Sorry about the split rim missinformation I seem to remember them on trucks that were Fixed Or Repaired Daily in the 70's when i was working in a gas station, changing tires. They use to scare the _ell out of me. I can't remember the exact size anymore.
I mind is a terrible thing to loose.

Hope this helps


----------



## zamaro (Sep 22, 2001)

*rusty, so i take and...*

So i take and can convert my trans case to part time?

with grinding down the washer?
and some other stuff im sure...

if i call my local bone-yards and ask for a 205 trans case for 74-87 chevy how much will they tell me I need?
will I get the right part?

Without even looking at a 4x4 setup like this before its hard for me to "think" about how it all works...

anyway thanks

Zamaro


----------



## reallyrusty (Mar 18, 2001)

yes. you can convert the np203 case to part time if you wish.
The kit will contain everything you need except the correct thrust washer. This is the part they want you to get from another later case (75-79 np203) or you can grind down the one that is in there.

The np205 case is already a partime case and the internals are completely different than a 203 (it back geared and not chained)

hope this helps


----------



## zamaro (Sep 22, 2001)

*got a pic of it!!!!*

I want to get it...

anyone want a 69 camaro? he he

http://www.gis.net/~zman/chevyt1.jpg

what do you guys think?

thanks

Zamaro


----------



## 2401 (Feb 3, 2001)

Looks like the truck might need some TLC, but if you're willing to put some $ and effort into it I'd say "get it".

One thing I would check out: Those roof lights look like they're aftermarket units, depending on how long they've been on there & how well the mounting holes were sealed up, water may have gotten inside the cab (there are 2 "layers", the water would be between them) and caused some hard-to-repair rust damage. Not saying that will be case, just something to watch out for. 

As I mentioned in a previous reply, the bolt-on panels are easy to replace. Fixing rust/rust holes on the cab shell itself is a lot more involved.

Also, the trans/transfer case should be checked out thoroughly. T400's are a good strong transmission, but if there are a lot of miles on this one it might be time for an overhaul.

Your pic kinda reminds me of how my '75 looked when I bought it, w-a-y back in 1986!


----------



## reallyrusty (Mar 18, 2001)

take a close look at your front cab mounts.
By the look of the lines of the door and fender, You could be settling in the front.
Just two cents


----------



## zamaro (Sep 22, 2001)

*the door hinges*

The door hinges are "bad" ... ie you open the door and can move the door up and down a little...

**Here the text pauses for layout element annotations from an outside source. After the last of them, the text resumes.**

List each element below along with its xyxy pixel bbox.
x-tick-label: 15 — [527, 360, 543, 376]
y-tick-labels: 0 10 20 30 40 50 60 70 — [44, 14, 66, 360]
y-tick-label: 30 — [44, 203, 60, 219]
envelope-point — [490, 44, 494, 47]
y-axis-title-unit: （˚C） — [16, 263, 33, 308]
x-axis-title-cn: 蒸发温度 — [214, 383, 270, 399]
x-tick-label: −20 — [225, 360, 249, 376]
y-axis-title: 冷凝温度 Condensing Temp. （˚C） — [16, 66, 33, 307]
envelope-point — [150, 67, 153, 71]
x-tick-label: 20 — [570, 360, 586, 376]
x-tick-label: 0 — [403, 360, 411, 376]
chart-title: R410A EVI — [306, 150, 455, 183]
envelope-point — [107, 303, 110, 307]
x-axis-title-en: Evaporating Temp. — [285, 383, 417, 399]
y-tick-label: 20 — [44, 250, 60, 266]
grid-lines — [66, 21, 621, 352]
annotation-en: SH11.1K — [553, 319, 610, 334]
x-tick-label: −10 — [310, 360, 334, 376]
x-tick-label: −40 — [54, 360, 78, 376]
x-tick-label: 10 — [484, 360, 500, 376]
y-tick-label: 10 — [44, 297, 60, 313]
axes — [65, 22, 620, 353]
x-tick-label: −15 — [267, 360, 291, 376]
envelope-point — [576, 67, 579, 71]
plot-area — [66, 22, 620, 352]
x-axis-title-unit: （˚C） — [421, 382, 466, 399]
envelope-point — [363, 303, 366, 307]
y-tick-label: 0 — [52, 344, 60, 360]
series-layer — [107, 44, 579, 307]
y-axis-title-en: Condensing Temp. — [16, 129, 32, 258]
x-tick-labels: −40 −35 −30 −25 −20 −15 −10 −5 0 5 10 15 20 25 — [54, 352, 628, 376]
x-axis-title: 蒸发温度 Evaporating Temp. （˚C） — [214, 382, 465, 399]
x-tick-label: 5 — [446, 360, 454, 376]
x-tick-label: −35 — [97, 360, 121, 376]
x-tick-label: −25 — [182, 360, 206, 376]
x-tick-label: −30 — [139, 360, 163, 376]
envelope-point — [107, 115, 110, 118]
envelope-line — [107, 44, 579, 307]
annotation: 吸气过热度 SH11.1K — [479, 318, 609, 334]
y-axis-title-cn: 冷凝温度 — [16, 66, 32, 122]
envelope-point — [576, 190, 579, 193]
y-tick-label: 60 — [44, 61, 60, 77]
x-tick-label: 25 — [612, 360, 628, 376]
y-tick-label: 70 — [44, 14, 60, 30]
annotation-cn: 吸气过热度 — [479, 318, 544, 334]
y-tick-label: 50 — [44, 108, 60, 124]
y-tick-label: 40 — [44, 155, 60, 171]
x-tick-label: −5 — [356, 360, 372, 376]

This action had caued the door "guts" not to work as well...

the latch that goes over the pin to shut it...

Zamaro


----------



## 2401 (Feb 3, 2001)

Hinges are a pretty "simple" fix, the pins & bushings will need to be replaced. If the door striker/latch mechanism is damaged, a replacement one can be taken out of any "donor" door from a Chev/GMC pickup/Suburban/Blazer from '73 up to '87 - lots of possible donors to choose from!

Double check the mounts as reallyrusty mentioned - replacement parts ARE available for these items if yours are rusted out but replacement isn't a fun job..................


----------